Resonator Blues (LP) by Derek Davis
Many will say that an out and out blues album in 2019 is destined to be little more than a curiosity and its appeal is limited to a narrow range of music fans that are far removed from the mainstream. Anyone who loves authentic blues that hears Derek Davis’ Resonator Blues, his third solo album, will fall in love from the first listen. The title song starts things off and Davis’ slide guitar work leaps out at listeners, full of fire and soul, and you can’t help but hear something signature in the way Davis attacks the strings. It isn’t without artistry however. He has a real touch on the instrument and his accompaniment is spot on with the way the other instrumentals dovetail into what he’s doing with his guitar. His vocals are equally satisfying and create a dialogue of sorts between his voice and the guitar.
That dialogue between his voice and the instruments continues with the album’s most recent single “Mississippi Mud”. It is one of the instances present on Resonator Blues where you can see rock influences peeking out from behind the blues as he shifts the song’s feel and texture from acoustic to an electrified attack. The vocal is exceptional as well, easily one of the best on the album. The streak of excellent vocals continues with the acoustic track “Penitentiary Bound”. This is a song and lyric with a long tradition in blues music, but Davis doesn’t pursue a strictly blues sound here and relies on guitar work dispensing with the frills we’ve heard in the earlier songs. It makes for a nice change of pace without ever taking his audience out of the moment.
“Jesus Set Me Free” is practically delirious. The song and its music does an excellent job of capturing the exhilaration you might experience if you felt such emotion and Davis’ vocal does a first class of job of balancing its approach between finesse and outright abandon. “Red Hot Lover” begins with a slide guitar rave up before the full band comes in and sets the track on a torrid pace for the entirety of the tune. It’s standard fare lyrically, but Davis goes at the track with such unyielding energy that you are swept up early on and carried along by his confidence. “Death Letter” finds Davis mining blues’ distant past for a gem of a tune, recorded by many artists over the years, and you can’t help but applaud in your mind as he succeeds in putting his own personal spin on the tune thanks to another hair-raising vocal.

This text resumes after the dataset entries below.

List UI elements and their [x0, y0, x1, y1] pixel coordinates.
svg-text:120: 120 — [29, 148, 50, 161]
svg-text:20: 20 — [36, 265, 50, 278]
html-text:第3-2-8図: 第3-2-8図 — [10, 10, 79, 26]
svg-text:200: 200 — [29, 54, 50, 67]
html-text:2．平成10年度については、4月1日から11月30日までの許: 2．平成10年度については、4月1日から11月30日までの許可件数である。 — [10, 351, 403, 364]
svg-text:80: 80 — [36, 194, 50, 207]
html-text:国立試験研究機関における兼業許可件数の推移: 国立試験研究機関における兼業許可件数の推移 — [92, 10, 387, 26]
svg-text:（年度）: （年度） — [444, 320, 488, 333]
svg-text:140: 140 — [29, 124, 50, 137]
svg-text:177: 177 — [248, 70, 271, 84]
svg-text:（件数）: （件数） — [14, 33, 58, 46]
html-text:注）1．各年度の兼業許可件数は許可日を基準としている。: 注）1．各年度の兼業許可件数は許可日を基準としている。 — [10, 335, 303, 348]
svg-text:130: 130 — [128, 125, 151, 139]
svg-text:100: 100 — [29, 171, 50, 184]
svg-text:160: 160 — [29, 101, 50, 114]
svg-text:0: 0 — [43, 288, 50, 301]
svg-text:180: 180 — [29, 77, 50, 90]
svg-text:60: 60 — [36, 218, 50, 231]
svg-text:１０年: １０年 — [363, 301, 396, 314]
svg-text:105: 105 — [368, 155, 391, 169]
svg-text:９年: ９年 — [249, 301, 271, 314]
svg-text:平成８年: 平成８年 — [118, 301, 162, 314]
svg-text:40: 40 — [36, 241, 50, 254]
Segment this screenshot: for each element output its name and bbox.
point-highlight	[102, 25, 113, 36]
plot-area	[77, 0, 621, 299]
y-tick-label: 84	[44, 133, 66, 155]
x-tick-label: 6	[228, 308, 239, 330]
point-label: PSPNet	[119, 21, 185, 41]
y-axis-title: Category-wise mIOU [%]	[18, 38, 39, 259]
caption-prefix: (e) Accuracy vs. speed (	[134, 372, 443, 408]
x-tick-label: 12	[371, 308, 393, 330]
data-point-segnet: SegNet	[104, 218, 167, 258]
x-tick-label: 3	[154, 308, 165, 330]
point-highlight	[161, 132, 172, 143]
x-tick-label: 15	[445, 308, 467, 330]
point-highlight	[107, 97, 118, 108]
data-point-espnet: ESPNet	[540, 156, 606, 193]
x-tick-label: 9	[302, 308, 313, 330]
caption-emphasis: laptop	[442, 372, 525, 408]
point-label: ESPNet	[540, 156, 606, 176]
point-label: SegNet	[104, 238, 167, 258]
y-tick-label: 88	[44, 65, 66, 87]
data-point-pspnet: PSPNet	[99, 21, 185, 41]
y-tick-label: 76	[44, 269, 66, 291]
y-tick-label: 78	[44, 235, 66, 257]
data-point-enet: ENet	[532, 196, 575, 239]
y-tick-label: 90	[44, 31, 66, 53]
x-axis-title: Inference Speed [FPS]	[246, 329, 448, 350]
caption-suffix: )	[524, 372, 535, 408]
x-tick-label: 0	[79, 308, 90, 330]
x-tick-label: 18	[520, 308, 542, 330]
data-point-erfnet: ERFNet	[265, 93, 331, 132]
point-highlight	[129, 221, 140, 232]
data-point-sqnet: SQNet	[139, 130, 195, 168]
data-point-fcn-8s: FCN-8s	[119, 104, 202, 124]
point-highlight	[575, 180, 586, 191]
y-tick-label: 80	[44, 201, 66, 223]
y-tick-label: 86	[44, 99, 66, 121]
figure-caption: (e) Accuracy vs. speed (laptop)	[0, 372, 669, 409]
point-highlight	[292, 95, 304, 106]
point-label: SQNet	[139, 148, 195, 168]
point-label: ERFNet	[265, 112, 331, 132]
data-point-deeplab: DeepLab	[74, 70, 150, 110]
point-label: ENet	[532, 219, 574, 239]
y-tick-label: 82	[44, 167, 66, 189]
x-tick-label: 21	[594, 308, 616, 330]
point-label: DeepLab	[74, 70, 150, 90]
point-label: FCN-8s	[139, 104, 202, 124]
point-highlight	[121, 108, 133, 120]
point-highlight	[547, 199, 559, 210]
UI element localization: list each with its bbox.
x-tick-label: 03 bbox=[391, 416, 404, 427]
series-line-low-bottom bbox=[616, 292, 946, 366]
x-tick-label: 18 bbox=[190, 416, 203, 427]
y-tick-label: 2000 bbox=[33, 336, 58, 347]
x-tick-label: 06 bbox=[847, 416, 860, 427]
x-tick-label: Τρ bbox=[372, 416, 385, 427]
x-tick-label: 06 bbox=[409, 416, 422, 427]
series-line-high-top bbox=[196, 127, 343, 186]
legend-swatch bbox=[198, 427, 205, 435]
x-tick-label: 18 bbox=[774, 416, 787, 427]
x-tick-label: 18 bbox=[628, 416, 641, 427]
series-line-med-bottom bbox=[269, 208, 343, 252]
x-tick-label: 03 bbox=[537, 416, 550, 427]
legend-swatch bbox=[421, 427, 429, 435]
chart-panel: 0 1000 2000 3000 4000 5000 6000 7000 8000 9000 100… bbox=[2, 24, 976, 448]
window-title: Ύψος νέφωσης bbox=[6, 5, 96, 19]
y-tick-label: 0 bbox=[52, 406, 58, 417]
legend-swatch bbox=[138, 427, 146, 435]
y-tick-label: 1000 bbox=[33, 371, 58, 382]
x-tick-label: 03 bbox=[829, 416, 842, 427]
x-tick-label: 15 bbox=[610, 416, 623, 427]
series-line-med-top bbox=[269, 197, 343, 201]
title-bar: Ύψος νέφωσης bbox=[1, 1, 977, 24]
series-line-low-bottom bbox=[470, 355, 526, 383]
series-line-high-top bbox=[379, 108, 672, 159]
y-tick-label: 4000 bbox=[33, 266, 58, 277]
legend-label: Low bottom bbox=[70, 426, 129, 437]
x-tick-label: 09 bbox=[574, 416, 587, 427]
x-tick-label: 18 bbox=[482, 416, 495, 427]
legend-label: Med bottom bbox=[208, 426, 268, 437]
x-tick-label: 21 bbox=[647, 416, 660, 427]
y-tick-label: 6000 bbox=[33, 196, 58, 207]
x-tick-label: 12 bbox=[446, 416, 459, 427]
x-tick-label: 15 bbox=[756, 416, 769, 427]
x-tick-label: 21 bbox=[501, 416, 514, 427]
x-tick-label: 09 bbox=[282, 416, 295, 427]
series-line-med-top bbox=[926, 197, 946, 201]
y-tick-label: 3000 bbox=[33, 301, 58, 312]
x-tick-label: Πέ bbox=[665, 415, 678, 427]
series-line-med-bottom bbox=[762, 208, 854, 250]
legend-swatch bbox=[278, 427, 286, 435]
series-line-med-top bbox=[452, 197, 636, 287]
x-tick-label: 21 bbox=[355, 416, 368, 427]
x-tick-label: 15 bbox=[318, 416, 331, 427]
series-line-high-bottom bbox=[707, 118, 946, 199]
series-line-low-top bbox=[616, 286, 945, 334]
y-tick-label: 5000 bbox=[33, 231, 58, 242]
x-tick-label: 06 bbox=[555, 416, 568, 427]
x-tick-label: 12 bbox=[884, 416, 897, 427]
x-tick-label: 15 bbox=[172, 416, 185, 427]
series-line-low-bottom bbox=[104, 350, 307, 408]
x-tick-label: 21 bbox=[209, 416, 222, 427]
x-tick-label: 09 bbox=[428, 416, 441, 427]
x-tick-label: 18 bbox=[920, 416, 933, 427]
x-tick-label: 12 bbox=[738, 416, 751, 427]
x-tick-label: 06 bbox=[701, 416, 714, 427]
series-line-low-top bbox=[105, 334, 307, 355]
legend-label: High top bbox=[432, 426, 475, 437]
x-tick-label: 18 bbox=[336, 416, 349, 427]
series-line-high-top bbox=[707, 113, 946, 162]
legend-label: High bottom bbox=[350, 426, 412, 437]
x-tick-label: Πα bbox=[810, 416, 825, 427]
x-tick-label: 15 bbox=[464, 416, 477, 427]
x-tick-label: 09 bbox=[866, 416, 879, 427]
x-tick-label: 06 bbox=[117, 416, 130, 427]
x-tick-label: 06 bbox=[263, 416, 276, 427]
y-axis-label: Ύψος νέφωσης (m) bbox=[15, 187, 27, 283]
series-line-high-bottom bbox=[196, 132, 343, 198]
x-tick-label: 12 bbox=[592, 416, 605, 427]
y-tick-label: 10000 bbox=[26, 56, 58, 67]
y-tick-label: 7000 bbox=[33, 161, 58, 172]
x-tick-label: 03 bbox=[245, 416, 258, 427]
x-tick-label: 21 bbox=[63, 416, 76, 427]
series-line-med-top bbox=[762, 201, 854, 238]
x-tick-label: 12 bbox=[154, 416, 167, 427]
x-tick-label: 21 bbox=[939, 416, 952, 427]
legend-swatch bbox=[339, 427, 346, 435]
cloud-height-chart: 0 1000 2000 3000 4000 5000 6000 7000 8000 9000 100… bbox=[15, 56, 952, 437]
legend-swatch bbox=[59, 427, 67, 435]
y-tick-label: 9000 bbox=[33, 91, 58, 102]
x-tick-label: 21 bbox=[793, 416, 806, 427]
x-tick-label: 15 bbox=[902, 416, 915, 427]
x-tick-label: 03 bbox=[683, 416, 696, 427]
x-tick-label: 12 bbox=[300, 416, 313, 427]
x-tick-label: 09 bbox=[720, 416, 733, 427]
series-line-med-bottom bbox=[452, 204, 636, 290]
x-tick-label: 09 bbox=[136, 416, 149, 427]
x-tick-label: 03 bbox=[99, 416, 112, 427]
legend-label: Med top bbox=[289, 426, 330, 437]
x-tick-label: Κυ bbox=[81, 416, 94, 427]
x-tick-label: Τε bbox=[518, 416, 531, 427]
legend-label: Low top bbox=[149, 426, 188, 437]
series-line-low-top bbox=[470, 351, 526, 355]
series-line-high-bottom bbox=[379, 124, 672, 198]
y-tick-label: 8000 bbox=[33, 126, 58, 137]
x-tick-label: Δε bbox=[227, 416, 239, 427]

The covers continue with his version of the warhorse “It Hurts Me Too”, possibly covered even more than the aforementioned tune, and Davis amps up the electrified blues muscle on this tune to make it one of the album’s hardest hitting numbers. It also has a kinetic live quality, bristling from the first, and both the vocal and guitar work are lively in a way you seldom hear from anyone, but that seems commonplace for Davis on this release. If I had to choose only one word to define Resonator Blues, it is passion. You feel everything about this album from the first listen and it makes me hope that he turns his creative attention to blues music again in the near future.